Brexit uncertainty, Turkish contagion fears leave the higher-yielding GBP vulnerable. Attention turns to Tuesday’s UK jobs report amid empty docket today.
The GBP/USD pair extends its consolidative mode into the European session, although remains close to fresh fourteen-month lows at 1.2723, as markets turn risk-averse amid ongoing Turkish currency crisis that weighs negatively on the risk currency, the GBP.
Additionally, the sentiment around the pound continues to remain undermined amid looming Brexit uncertainty, as markets remain wary whether the UK will manage to strike a good Brexit deal before the UK’s official departure from the EU in March next year.
According to ComRes, a leading market and opinion research consultancy, nearly three-quarters of British adults (74%) feel less confident about Britain getting a good Brexit deal compared to after the EU Referendum results in June 2016.
In the day ahead, amid a lack of fresh fundamental drivers, the pair will continue to track the broader market sentiment and USD dynamics for further trading impetus ahead of Tuesday’s UK labor market report.
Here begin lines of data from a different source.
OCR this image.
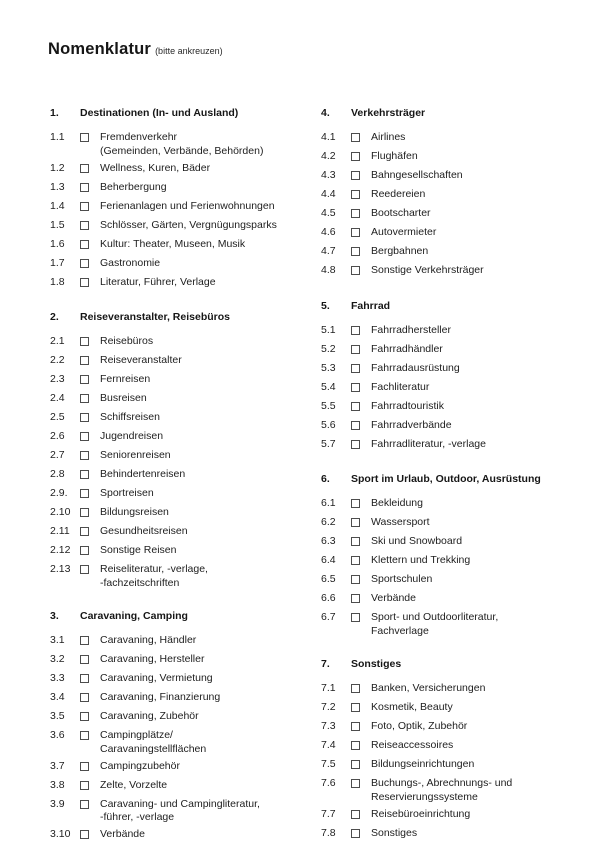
Nomenklatur (bitte ankreuzen)
1.	Destinationen (In- und Ausland)
1.1	Fremdenverkehr
(Gemeinden, Verbände, Behörden)
1.2	Wellness, Kuren, Bäder
1.3	Beherbergung
1.4	Ferienanlagen und Ferienwohnungen
1.5	Schlösser, Gärten, Vergnügungsparks
1.6	Kultur: Theater, Museen, Musik
1.7	Gastronomie
1.8	Literatur, Führer, Verlage
2.	Reiseveranstalter, Reisebüros
2.1	Reisebüros
2.2	Reiseveranstalter
2.3	Fernreisen
2.4	Busreisen
2.5	Schiffsreisen
2.6	Jugendreisen
2.7	Seniorenreisen
2.8	Behindertenreisen
2.9.	Sportreisen
2.10	Bildungsreisen
2.11	Gesundheitsreisen
2.12	Sonstige Reisen
2.13	Reiseliteratur, -verlage,
-fachzeitschriften
3.	Caravaning, Camping
3.1	Caravaning, Händler
3.2	Caravaning, Hersteller
3.3	Caravaning, Vermietung
3.4	Caravaning, Finanzierung
3.5	Caravaning, Zubehör
3.6	Campingplätze/
Caravaningstellflächen
3.7	Campingzubehör
3.8	Zelte, Vorzelte
3.9	Caravaning- und Campingliteratur,
-führer, -verlage
3.10	Verbände
4.	Verkehrsträger
4.1	Airlines
4.2	Flughäfen
4.3	Bahngesellschaften
4.4	Reedereien
4.5	Bootscharter
4.6	Autovermieter
4.7	Bergbahnen
4.8	Sonstige Verkehrsträger
5.	Fahrrad
5.1	Fahrradhersteller
5.2	Fahrradhändler
5.3	Fahrradausrüstung
5.4	Fachliteratur
5.5	Fahrradtouristik
5.6	Fahrradverbände
5.7	Fahrradliteratur, -verlage
6.	Sport im Urlaub, Outdoor, Ausrüstung
6.1	Bekleidung
6.2	Wassersport
6.3	Ski und Snowboard
6.4	Klettern und Trekking
6.5	Sportschulen
6.6	Verbände
6.7	Sport- und Outdoorliteratur,
Fachverlage
7.	Sonstiges
7.1	Banken, Versicherungen
7.2	Kosmetik, Beauty
7.3	Foto, Optik, Zubehör
7.4	Reiseaccessoires
7.5	Bildungseinrichtungen
7.6	Buchungs-, Abrechnungs- und
Reservierungssysteme
7.7	Reisebüroeinrichtung
7.8	Sonstiges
FXStreet’s Analyst Haresh Menghani notes, “Despite the recent steep decline, the pair is yet to show any signs of bearish exhaustion and remains vulnerable to continue with its downward trajectory. However, highly oversold conditions warrant some near-term consolidation and could be the only factor helping limit deeper losses, at least for the time being. Hence, any further downside seems more likely to pause near the 1.2725-20 region, which is closely followed by the 1.2700 handle.”
“On the flip side, any meaningful recovery attempt now seems to confront fresh supply near a short-term descending trend-channel support break-point, now turned resistance, currently near the 1.2800-1.2810 region. A sustained recovery beyond the mentioned barrier might trigger a near-term short-covering bounce and assist the pair further towards reclaiming the 1.2900 handle,” Haresh adds.